Hepatocellular Carcinoma Surveillance and Survival in a Contemporary Asia-Pacific Cohort
Robert Lim, Benjamin Koh, Cheng Han Ng, Anand V. Kulkarni, Ken Liu, Karn Wijarnpreecha, Beom Kyung Kim, Mark Muthiah, Sung Won Lee, Ming‐Hua Zheng, Takumi Kawaguchi, Hirokazu Takahashi, Daniel Q. Huang, Padaki Nagaraja Rao, Mithun Sharma, D. Nageshwar Reddy, Charlotte Kench, Shirin Salimi, Abdul‐Hamid Sabih, Majd B. Aboona, Claire Faulkner, Pooja Rangan, Nicholas Syn, Margaret LP Teng, M. Da Costa, Hae Lim Lee, Ming‐Hua Zheng, Chong-ming Zheng, Masahito Nakano, Toru Nakamura, Keisuke Amano, Takuya Kuwashiro
This cohort study of 1185 participants with HCC found that HCC surveillance was associated with improved survival.
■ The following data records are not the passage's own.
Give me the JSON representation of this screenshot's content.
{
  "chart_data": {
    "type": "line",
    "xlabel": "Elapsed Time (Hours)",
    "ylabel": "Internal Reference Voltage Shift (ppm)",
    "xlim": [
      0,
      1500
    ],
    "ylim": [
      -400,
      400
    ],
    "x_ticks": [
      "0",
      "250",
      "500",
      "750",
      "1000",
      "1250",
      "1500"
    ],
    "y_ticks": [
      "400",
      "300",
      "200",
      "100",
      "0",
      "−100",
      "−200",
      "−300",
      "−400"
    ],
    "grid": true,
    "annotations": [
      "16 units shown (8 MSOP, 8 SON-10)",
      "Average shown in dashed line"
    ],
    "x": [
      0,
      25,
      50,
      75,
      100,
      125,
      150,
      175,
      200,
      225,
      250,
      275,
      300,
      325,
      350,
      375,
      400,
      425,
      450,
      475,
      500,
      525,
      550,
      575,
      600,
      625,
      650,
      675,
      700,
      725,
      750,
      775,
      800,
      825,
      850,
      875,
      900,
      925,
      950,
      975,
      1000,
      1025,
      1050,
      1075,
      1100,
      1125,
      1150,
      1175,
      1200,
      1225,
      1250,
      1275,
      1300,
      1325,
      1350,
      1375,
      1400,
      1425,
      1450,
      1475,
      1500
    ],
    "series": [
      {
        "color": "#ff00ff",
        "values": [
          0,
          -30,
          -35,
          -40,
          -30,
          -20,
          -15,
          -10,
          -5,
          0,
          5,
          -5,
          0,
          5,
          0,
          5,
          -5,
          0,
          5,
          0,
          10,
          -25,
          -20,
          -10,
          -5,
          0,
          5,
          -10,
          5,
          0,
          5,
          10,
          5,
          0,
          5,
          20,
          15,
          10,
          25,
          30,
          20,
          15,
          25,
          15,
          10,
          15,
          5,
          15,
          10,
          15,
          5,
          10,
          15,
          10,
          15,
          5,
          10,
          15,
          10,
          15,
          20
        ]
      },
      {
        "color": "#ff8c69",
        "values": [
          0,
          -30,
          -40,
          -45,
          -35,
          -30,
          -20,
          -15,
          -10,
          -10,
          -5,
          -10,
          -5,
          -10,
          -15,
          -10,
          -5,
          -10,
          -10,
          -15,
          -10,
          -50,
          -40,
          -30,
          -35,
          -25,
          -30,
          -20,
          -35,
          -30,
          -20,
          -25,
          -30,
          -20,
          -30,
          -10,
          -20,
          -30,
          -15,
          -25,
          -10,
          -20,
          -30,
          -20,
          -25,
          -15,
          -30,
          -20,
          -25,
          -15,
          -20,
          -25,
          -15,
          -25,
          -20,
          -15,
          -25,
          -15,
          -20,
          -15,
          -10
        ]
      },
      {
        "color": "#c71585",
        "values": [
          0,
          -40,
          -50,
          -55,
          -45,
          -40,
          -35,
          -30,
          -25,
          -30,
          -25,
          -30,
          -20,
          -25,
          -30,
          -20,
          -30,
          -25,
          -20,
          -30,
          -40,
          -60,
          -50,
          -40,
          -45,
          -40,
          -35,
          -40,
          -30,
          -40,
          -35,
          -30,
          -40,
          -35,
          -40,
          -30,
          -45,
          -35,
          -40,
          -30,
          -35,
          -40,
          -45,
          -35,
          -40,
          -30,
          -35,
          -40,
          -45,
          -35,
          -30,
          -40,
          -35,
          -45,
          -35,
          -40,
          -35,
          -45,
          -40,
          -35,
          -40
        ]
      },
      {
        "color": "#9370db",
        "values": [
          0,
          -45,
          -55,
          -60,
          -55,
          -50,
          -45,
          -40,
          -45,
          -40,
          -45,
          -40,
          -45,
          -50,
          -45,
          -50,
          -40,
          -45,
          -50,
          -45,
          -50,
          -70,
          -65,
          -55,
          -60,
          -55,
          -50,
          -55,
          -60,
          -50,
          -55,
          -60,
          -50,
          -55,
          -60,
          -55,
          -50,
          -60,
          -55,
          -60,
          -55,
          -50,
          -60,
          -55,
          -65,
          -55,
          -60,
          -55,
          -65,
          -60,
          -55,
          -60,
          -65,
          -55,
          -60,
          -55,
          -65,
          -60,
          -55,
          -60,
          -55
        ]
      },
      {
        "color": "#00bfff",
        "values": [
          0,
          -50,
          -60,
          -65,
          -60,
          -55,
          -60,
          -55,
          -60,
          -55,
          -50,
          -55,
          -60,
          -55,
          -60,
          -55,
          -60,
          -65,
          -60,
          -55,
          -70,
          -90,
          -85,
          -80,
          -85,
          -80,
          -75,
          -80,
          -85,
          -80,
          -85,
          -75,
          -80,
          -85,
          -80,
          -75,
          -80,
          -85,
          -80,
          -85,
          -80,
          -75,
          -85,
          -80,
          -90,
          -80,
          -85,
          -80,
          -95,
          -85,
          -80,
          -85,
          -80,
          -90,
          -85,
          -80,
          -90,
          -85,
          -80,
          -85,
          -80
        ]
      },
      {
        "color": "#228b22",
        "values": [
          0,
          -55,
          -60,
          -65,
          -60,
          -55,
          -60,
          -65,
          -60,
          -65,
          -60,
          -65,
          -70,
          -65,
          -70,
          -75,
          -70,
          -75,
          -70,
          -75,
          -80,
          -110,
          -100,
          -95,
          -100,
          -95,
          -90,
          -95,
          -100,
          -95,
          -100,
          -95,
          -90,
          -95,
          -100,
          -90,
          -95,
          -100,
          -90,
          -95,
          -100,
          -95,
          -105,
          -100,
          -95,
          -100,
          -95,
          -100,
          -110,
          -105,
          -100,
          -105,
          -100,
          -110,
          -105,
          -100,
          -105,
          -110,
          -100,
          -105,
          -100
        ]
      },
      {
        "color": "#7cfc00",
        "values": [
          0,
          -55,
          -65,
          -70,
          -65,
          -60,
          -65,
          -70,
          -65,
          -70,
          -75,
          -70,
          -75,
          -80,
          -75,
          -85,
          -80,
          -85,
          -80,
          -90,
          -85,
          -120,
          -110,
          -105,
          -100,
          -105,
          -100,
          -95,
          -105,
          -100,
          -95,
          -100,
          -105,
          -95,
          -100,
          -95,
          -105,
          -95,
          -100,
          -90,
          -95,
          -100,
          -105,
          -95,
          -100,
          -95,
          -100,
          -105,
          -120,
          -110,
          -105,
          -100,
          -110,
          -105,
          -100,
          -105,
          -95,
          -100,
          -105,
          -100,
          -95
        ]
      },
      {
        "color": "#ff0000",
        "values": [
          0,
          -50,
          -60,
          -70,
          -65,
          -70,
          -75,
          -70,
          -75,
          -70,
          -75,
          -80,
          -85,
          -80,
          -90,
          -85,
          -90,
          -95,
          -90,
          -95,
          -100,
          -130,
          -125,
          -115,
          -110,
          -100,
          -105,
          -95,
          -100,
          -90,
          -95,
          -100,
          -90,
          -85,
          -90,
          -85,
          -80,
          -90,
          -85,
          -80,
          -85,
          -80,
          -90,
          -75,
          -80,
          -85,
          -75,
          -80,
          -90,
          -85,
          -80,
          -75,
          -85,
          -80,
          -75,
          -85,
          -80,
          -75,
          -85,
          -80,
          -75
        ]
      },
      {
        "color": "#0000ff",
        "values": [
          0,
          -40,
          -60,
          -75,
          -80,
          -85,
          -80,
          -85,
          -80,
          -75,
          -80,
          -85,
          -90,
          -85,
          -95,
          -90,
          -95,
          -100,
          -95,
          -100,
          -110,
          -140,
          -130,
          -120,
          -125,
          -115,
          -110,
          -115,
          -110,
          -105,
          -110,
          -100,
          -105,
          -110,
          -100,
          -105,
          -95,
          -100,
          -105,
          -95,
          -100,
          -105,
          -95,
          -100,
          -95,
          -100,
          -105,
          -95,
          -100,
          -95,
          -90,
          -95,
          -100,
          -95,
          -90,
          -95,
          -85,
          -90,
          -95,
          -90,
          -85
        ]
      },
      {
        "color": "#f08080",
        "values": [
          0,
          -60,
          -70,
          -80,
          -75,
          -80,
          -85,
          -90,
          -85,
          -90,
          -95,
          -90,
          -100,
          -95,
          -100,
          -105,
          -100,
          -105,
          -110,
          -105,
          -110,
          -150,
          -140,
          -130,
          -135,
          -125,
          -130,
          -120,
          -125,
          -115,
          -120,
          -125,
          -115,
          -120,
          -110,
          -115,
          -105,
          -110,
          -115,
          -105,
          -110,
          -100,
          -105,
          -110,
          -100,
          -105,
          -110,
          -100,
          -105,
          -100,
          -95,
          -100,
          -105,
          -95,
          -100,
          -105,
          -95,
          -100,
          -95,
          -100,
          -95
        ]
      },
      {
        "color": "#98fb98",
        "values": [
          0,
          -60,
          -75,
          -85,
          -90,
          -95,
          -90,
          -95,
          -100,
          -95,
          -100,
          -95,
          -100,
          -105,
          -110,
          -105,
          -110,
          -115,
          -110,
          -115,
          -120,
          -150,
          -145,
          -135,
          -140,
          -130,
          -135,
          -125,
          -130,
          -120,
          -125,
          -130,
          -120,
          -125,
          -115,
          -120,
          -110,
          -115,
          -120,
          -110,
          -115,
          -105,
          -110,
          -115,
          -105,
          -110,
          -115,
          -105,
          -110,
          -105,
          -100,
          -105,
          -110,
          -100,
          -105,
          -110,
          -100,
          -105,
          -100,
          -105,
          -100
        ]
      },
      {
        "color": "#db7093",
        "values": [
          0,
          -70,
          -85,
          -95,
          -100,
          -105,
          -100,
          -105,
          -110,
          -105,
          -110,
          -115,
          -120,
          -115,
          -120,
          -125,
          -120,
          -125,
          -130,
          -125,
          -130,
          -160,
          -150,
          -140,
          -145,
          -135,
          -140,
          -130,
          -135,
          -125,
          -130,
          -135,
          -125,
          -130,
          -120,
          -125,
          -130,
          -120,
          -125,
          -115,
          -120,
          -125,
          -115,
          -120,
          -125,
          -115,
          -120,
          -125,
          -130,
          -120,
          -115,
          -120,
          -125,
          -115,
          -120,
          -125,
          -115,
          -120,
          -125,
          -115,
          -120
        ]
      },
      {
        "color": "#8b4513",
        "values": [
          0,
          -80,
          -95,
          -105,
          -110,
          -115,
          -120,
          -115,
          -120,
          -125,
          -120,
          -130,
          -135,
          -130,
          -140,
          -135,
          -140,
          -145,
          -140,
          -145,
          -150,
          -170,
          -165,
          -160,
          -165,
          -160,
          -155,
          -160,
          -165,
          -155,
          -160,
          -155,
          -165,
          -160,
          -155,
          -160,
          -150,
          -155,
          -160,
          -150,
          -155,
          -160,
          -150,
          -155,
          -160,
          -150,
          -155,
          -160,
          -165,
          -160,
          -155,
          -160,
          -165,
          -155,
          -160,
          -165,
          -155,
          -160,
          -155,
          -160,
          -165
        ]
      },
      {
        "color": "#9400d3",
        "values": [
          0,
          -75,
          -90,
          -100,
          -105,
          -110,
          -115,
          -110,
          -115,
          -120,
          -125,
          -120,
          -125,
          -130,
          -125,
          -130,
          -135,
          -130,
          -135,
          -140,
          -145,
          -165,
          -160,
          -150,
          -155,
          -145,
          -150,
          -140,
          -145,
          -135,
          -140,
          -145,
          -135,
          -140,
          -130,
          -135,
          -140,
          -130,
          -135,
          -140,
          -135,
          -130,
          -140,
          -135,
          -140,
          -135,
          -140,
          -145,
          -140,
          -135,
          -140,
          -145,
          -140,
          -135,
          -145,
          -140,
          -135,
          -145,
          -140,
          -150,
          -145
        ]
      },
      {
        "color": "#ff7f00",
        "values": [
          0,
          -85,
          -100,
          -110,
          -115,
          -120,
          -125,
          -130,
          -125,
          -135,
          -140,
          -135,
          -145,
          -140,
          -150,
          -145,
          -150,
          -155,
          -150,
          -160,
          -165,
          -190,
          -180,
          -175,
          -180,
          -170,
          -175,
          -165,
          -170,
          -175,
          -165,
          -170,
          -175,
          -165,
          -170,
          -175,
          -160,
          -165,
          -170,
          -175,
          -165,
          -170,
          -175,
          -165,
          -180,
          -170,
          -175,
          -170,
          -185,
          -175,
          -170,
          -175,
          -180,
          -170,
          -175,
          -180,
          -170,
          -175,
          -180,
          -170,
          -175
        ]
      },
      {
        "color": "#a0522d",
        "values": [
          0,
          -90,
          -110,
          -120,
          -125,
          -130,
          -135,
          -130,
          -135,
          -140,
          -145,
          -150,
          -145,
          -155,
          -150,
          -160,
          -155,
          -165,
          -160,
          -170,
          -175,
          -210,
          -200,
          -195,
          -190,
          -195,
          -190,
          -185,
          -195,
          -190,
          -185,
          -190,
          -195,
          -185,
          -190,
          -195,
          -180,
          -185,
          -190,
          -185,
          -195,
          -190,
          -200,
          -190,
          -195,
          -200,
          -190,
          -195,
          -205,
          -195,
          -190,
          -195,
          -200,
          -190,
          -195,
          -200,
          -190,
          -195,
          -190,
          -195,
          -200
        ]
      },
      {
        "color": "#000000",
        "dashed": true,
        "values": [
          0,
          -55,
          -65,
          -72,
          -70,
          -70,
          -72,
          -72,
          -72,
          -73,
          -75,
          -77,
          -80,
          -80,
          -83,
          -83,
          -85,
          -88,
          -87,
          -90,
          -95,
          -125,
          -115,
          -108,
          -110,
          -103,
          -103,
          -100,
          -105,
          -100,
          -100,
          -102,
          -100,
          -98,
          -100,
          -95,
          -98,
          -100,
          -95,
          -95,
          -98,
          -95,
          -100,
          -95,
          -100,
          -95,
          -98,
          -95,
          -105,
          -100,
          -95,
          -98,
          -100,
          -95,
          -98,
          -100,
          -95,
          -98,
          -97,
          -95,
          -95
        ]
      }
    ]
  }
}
This survival benefit was more prominent for people with HBV-associated and HCV-associated HCC. The survival benefit of surveillance was less consistent for people with MASLD-associated or alcohol-associated HCC, which may have been related to the relatively modest sample size in the nonviral groups.